- Also known as: The Wray Brothers Band
- Origin: Texas, USA
- Genres: Country
- Years active: 1981–1987
- Labels: CIS, Sasparilla, Mercury Records
- Past members: Bubba Wray Scotty Wray Jim Covert Lin Phillips Joe Dale Cleghorn

= The Wrays =

American country music group

The Wrays, also known as The Wray Brothers Band, were an American country music group from Texas composed of Bubba Wray, Scotty Wray, Jim Covert, Lin Phillips and Joe Dale Cleghorn. Following several independent singles, The Wrays released three singles on Mercury Records in the 1980s.

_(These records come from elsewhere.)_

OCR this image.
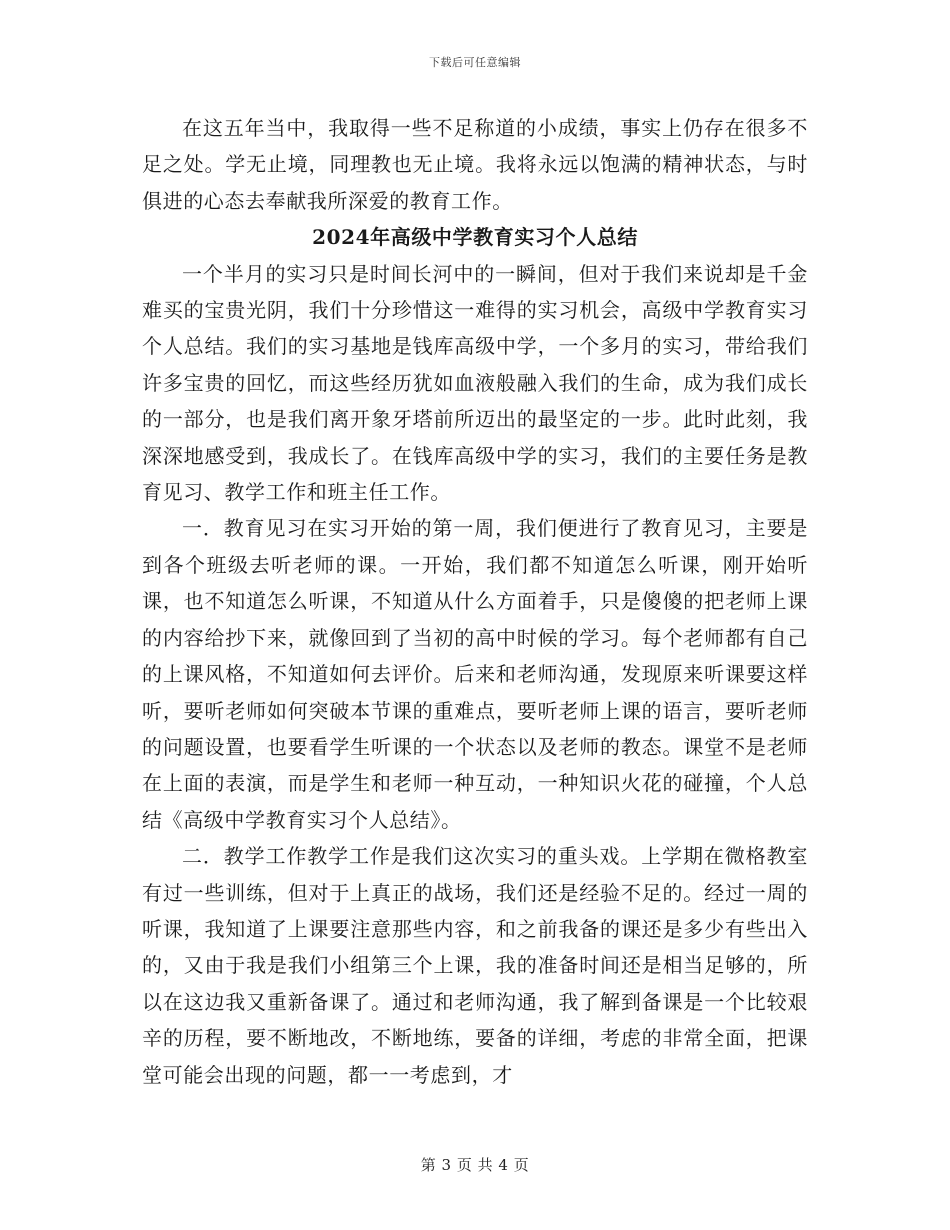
下载后可任意编辑

在这五年当中，我取得一些不足称道的小成绩，事实上仍存在很多不足之处。学无止境，同理教也无止境。我将永远以饱满的精神状态，与时俱进的心态去奉献我所深爱的教育工作。

2024年高级中学教育实习个人总结

一个半月的实习只是时间长河中的一瞬间，但对于我们来说却是千金难买的宝贵光阴，我们十分珍惜这一难得的实习机会，高级中学教育实习个人总结。我们的实习基地是钱库高级中学，一个多月的实习，带给我们许多宝贵的回忆，而这些经历犹如血液般融入我们的生命，成为我们成长的一部分，也是我们离开象牙塔前所迈出的最坚定的一步。此时此刻，我深深地感受到，我成长了。在钱库高级中学的实习，我们的主要任务是教育见习、教学工作和班主任工作。

一．教育见习在实习开始的第一周，我们便进行了教育见习，主要是到各个班级去听老师的课。一开始，我们都不知道怎么听课，刚开始听课，也不知道怎么听课，不知道从什么方面着手，只是傻傻的把老师上课的内容给抄下来，就像回到了当初的高中时候的学习。每个老师都有自己的上课风格，不知道如何去评价。后来和老师沟通，发现原来听课要这样听，要听老师如何突破本节课的重难点，要听老师上课的语言，要听老师的问题设置，也要看学生听课的一个状态以及老师的教态。课堂不是老师在上面的表演，而是学生和老师一种互动，一种知识火花的碰撞，个人总结《高级中学教育实习个人总结》。

二．教学工作教学工作是我们这次实习的重头戏。上学期在微格教室有过一些训练，但对于上真正的战场，我们还是经验不足的。经过一周的听课，我知道了上课要注意那些内容，和之前我备的课还是多少有些出入的，又由于我是我们小组第三个上课，我的准备时间还是相当足够的，所以在这边我又重新备课了。通过和老师沟通，我了解到备课是一个比较艰辛的历程，要不断地改，不断地练，要备的详细，考虑的非常全面，把课堂可能会出现的问题，都一一考虑到，才

第 3 页 共 4 页
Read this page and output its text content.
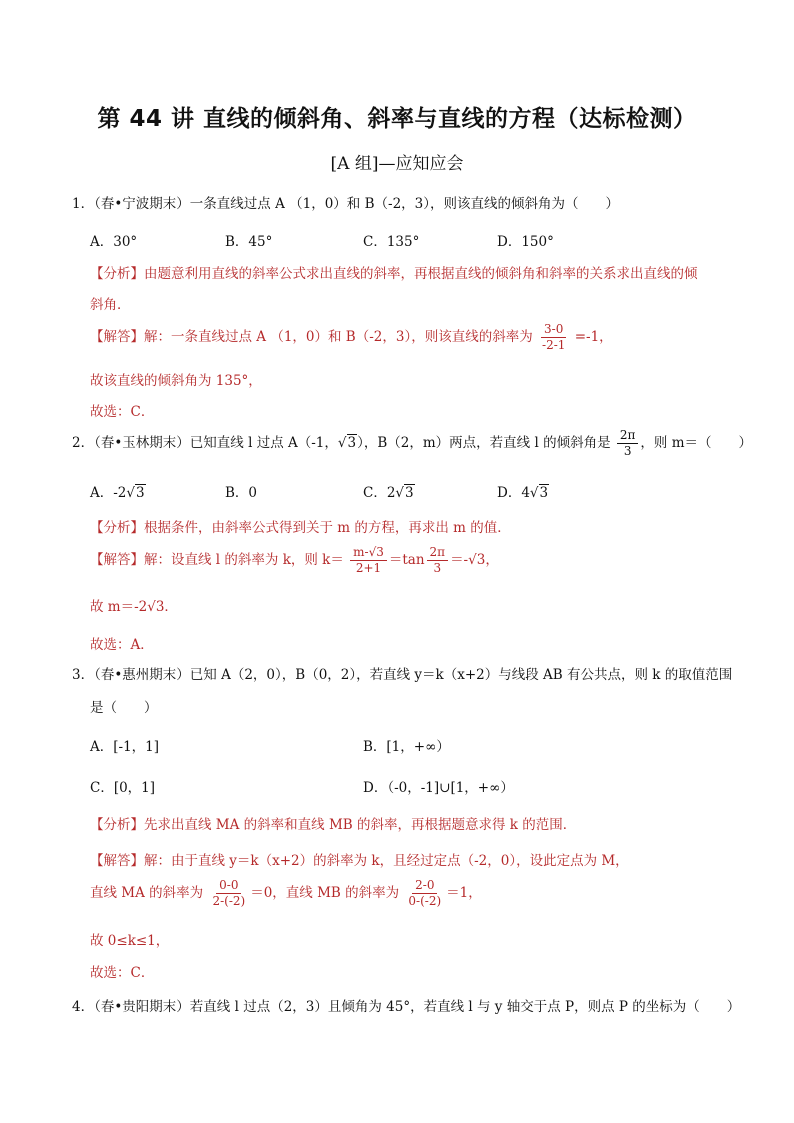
第 44 讲 直线的倾斜角、斜率与直线的方程（达标检测）
[A 组]—应知应会
1．（春•宁波期末）一条直线过点 A （1，0）和 B（-2，3），则该直线的倾斜角为（　　）
A．30°	B．45°	C．135°	D．150°
【分析】由题意利用直线的斜率公式求出直线的斜率，再根据直线的倾斜角和斜率的关系求出直线的倾
斜角．
【解答】解：一条直线过点 A （1，0）和 B（-2，3），则该直线的斜率为 $\frac{3-0}{-2-1} =-1$，
故该直线的倾斜角为 135°，
故选：C．
2．（春•玉林期末）已知直线 l 过点 A（-1，√3），B（2，m）两点，若直线 l 的倾斜角是 $\frac{2\pi}{3}$ ，则 m＝（　　）
A．-2√3	B．0	C．2√3	D．4√3
【分析】根据条件，由斜率公式得到关于 m 的方程，再求出 m 的值．
【解答】解：设直线 l 的斜率为 k，则 $k= \frac{m-√3}{2+1} =\tan \frac{2\pi}{3} =-√3$，
故 m＝-2√3．
故选：A．
3．（春•惠州期末）已知 A（2，0），B（0，2），若直线 y＝k（x+2）与线段 AB 有公共点，则 k 的取值范围
是（　　）
A．[-1，1]	B．[1，+∞）
C．[0，1]	D．（-0，-1]∪[1，+∞）
【分析】先求出直线 MA 的斜率和直线 MB 的斜率，再根据题意求得 k 的范围．
【解答】解：由于直线 y＝k（x+2）的斜率为 k，且经过定点（-2，0），设此定点为 M，
直线 MA 的斜率为 $\frac{0-0}{2-(-2)} =0$，直线 MB 的斜率为 $\frac{2-0}{0-(-2)} =1$，
故 0≤k≤1，
故选：C．
4．（春•贵阳期末）若直线 l 过点（2，3）且倾角为 45°，若直线 l 与 y 轴交于点 P，则点 P 的坐标为（　　）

Their highest-charting single, "You Lay a Lotta Love on Me", reached the Top 50 on the Billboard Hot Country Singles chart in 1987. After The Wrays broke up, lead singer Bubba Wray launched a successful solo career as Collin Raye.

==Singles==

| Year | Single | US Country |
| 1982 | "Cowboy Sangers"^{A} | – |
| 1983 | "Reason to Believe"^{A} | 88 |
| 1984 | "The Battle of New Orleans"^{A} | – |
| "I Need Someone Bad Tonight"^{A} | – |
| 1985 | "Until We Meet Again"^{A} | 93 |
| 1986 | "I Don't Want to Know Your Name" | 71 |
| "Come on Joe" | – |
| 1987 | "You Lay a Lotta Love on Me" | 48 |
"—" denotes releases that did not chart

- ^{A}Credited to The Wray Brothers Band.